For two days Genevieve did not speak or eat. She stayed close to Thomas, watching him, and when he spoke to her she just shook her head. Sometimes she cried silently. She made no noise when she wept, not even a sob, she just looked despairing as the tears ran down her face.

Robbie tried to talk with her, but she shrank from him. Indeed she shuddered if he came too close and Robbie became offended. ‘A bloody goddamned heretic bitch,’ he cursed her in his Scottish accent and Genevieve, though she did not speak English, knew what he was saying and she just stared at Thomas with her big eyes.

‘She’s frightened,’ Thomas said.

‘Of me?’ Robbie asked indignantly, and the indignation seemed justified for Robbie Douglas was a frank-faced, snub-nosed young man with a friendly disposition.

‘She was tortured,’ Thomas explained. ‘Can’t you imagine what that does to a person?’ He involuntarily looked at the knuckles of his hands, still malformed from the screw-press that had cracked the bones. He had thought once he would never draw a bow again, but Robbie, his friend, had persevered with him. ‘She’ll recover,’ he added to Robbie.
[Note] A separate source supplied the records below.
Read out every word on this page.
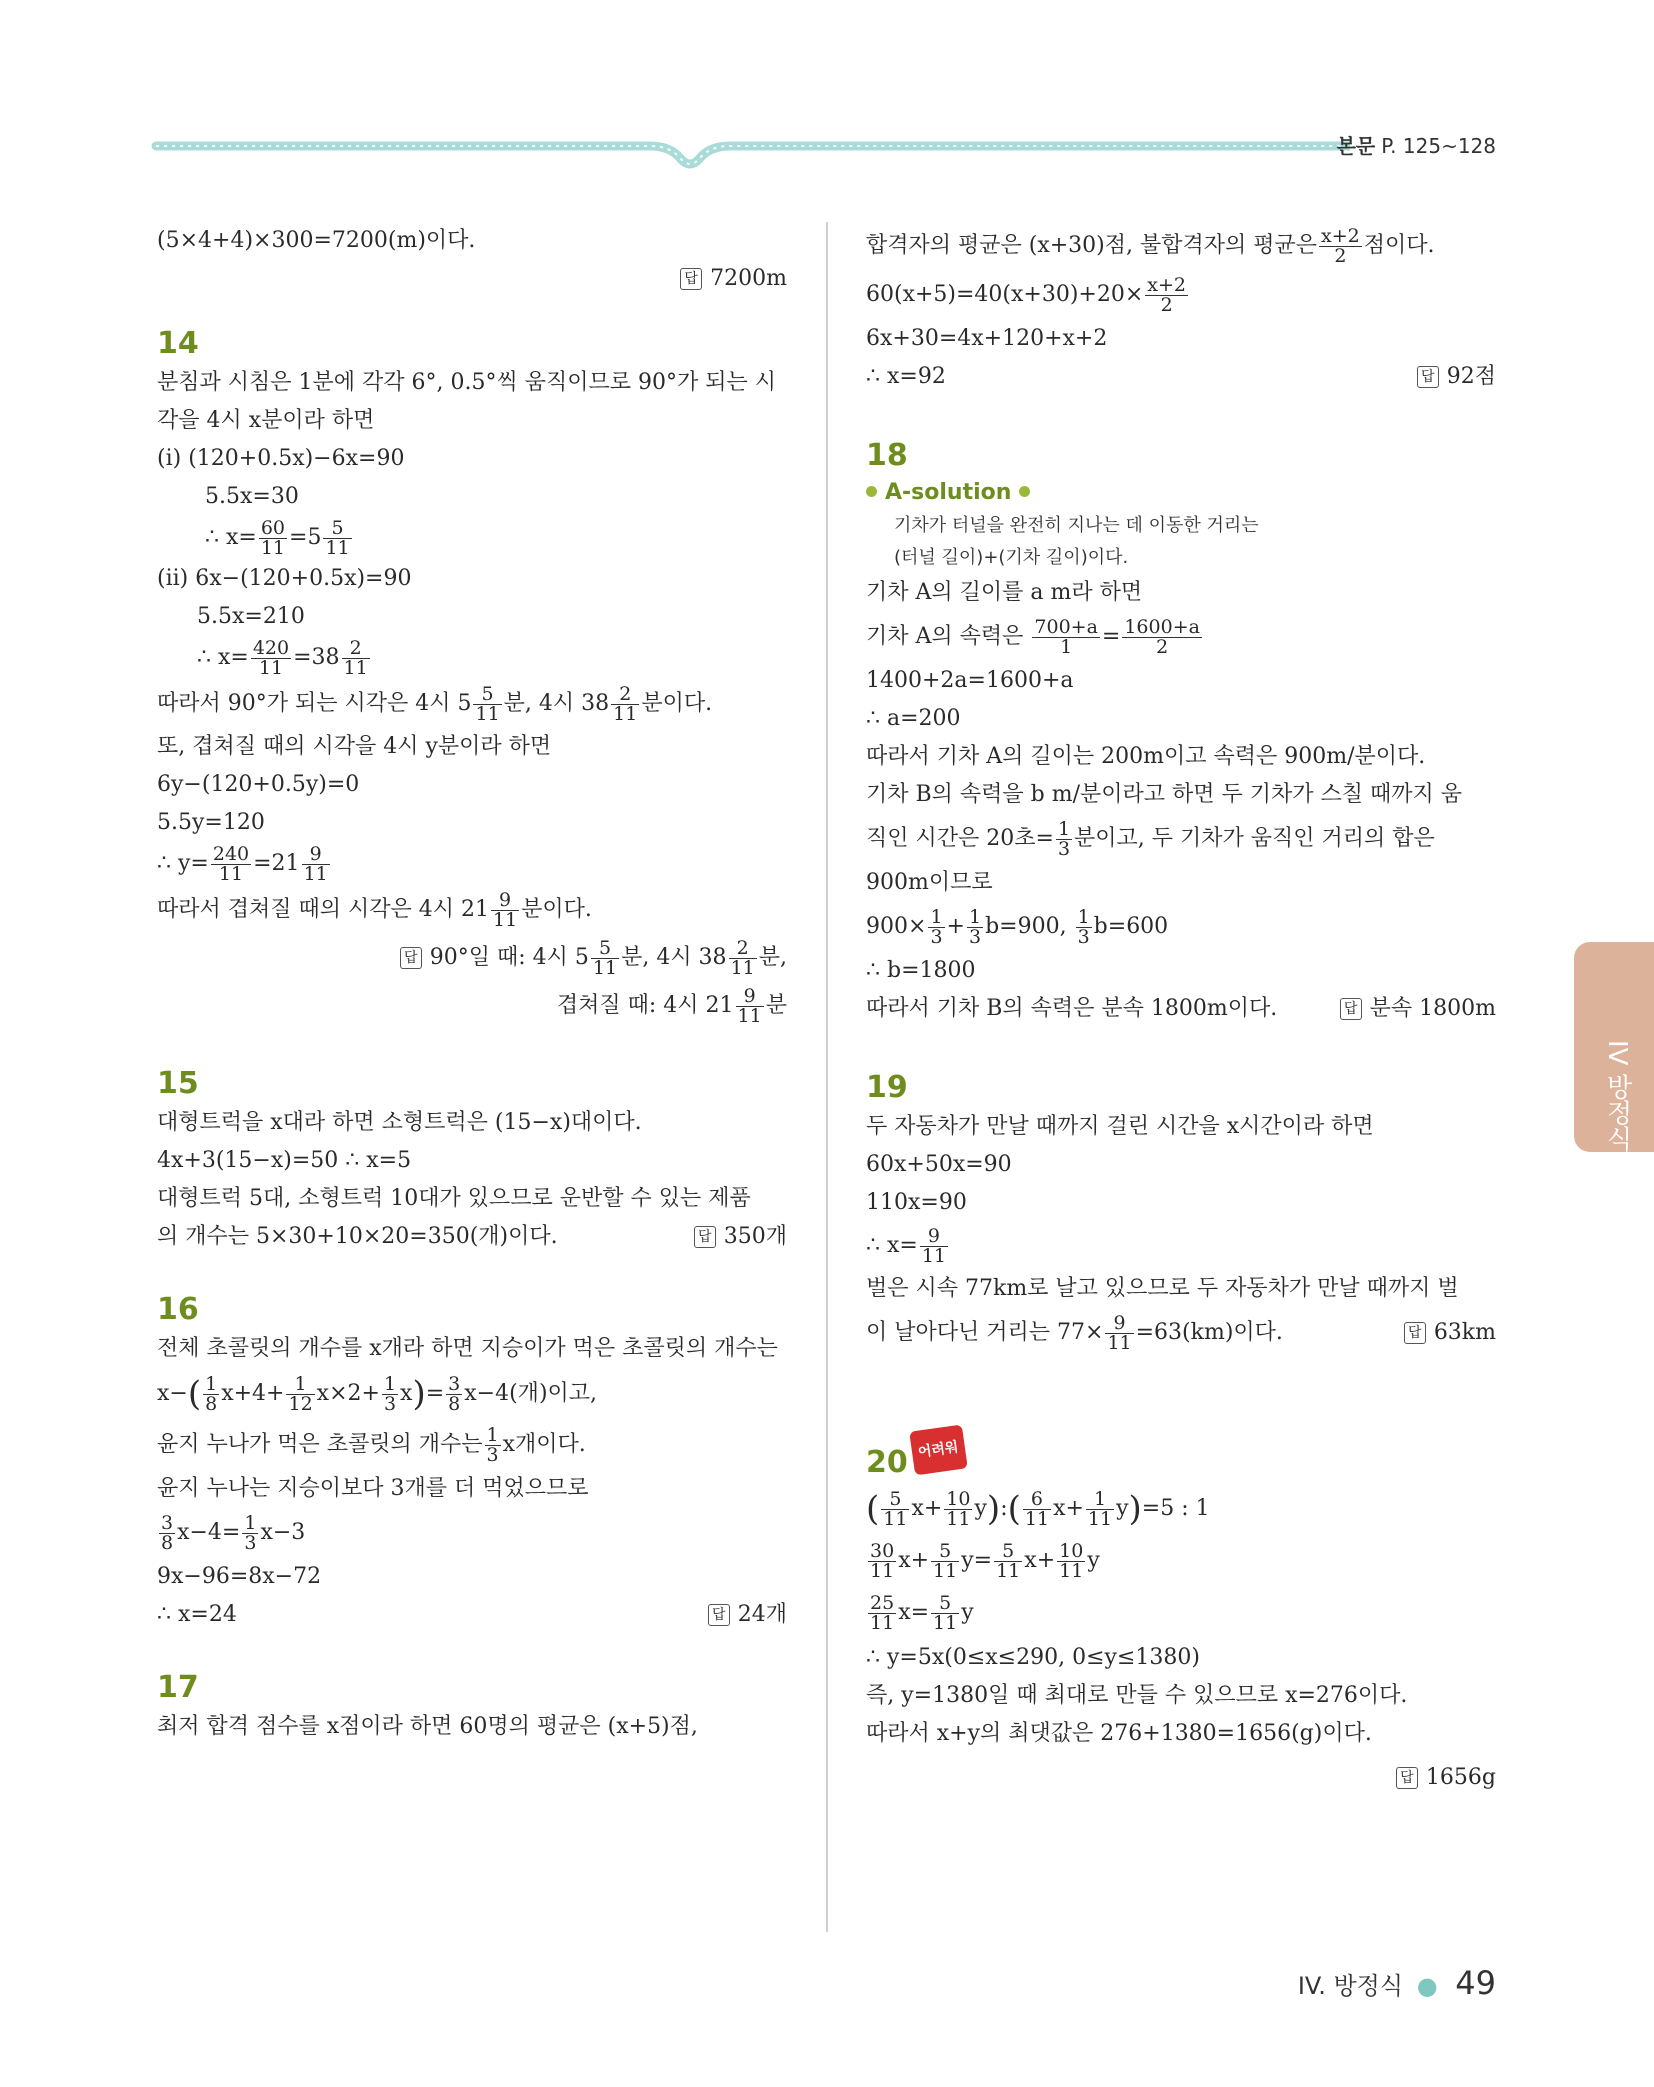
본문 P. 125~128
(5×4+4)×300=7200(m)이다.
답 7200m
14
분침과 시침은 1분에 각각 6°, 0.5°씩 움직이므로 90°가 되는 시
각을 4시 x분이라 하면
(i) (120+0.5x)−6x=90
5.5x=30
∴ $x= \frac{60}{11} =5 \frac{5}{11}$
(ii) 6x−(120+0.5x)=90
5.5x=210
∴ $x= \frac{420}{11} =38 \frac{2}{11}$
따라서 90°가 되는 시각은 4시 $5 \frac{5}{11}$ 분, 4시 $38 \frac{2}{11}$ 분이다.
또, 겹쳐질 때의 시각을 4시 y분이라 하면
6y−(120+0.5y)=0
5.5y=120
∴ $y= \frac{240}{11} =21 \frac{9}{11}$
따라서 겹쳐질 때의 시각은 4시 $21 \frac{9}{11}$ 분이다.
답 90°일 때: 4시 $5 \frac{5}{11}$ 분, 4시 $38 \frac{2}{11}$ 분,
겹쳐질 때: 4시 $21 \frac{9}{11}$ 분
15
대형트럭을 x대라 하면 소형트럭은 (15−x)대이다.
4x+3(15−x)=50 ∴ x=5
대형트럭 5대, 소형트럭 10대가 있으므로 운반할 수 있는 제품
의 개수는 5×30+10×20=350(개)이다.	답 350개
16
전체 초콜릿의 개수를 x개라 하면 지승이가 먹은 초콜릿의 개수는
$x-( \frac{1}{8} x+4+ \frac{1}{12} x\times 2+ \frac{1}{3} x)= \frac{3}{8} x-4$(개)이고,
윤지 누나가 먹은 초콜릿의 개수는 $\frac{1}{3}$ x개이다.
윤지 누나는 지승이보다 3개를 더 먹었으므로
$\frac{3}{8} x-4= \frac{1}{3} x-3$
9x−96=8x−72
∴ x=24	답 24개
17
최저 합격 점수를 x점이라 하면 60명의 평균은 (x+5)점,
합격자의 평균은 (x+30)점, 불합격자의 평균은 $\frac{x+2}{2}$ 점이다.
$60(x+5)=40(x+30)+20\times \frac{x+2}{2}$
6x+30=4x+120+x+2
∴ x=92	답 92점
18
A-solution
기차가 터널을 완전히 지나는 데 이동한 거리는
(터널 길이)+(기차 길이)이다.
기차 A의 길이를 a m라 하면
기차 A의 속력은 $\frac{700+a}{1} = \frac{1600+a}{2}$
1400+2a=1600+a
∴ a=200
따라서 기차 A의 길이는 200m이고 속력은 900m/분이다.
기차 B의 속력을 b m/분이라고 하면 두 기차가 스칠 때까지 움
직인 시간은 20초= $\frac{1}{3}$ 분이고, 두 기차가 움직인 거리의 합은
900m이므로
$900\times \frac{1}{3} + \frac{1}{3} b=900$, $\frac{1}{3} b=600$
∴ b=1800
따라서 기차 B의 속력은 분속 1800m이다.	답 분속 1800m
19
두 자동차가 만날 때까지 걸린 시간을 x시간이라 하면
60x+50x=90
110x=90
∴ $x= \frac{9}{11}$
벌은 시속 77km로 날고 있으므로 두 자동차가 만날 때까지 벌
이 날아다닌 거리는 $77\times \frac{9}{11} =63(km)$이다.	답 63km
20 어려워
( $\frac{5}{11} x+ \frac{10}{11}$ y):( $\frac{6}{11} x+ \frac{1}{11} y)=5$ : 1
$\frac{30}{11} x+ \frac{5}{11} y= \frac{5}{11} x+ \frac{10}{11}$ y
$\frac{25}{11} x= \frac{5}{11}$ y
∴ y=5x(0≤x≤290, 0≤y≤1380)
즉, y=1380일 때 최대로 만들 수 있으므로 x=276이다.
따라서 x+y의 최댓값은 276+1380=1656(g)이다.
답 1656g
IV 방정식
IV. 방정식 ● 49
‘I’m just trying to be friendly,’ Robbie protested. Thomas gazed at his friend and Robbie had the grace to blush. ‘But the bishop will send another warrant,’ Robbie went on. Thomas had burned the first, which had been discovered in the castellan’s iron-bound chest along with the rest of the castle’s papers. Most of those parchments were tax rolls, pay records, lists of stores, lists of men, the small change of everyday life. There had been some coins too, the tax yield, the first plunder of Thomas’s command. ‘What will you do?’ Robbie persisted. ‘When the bishop sends another warrant?’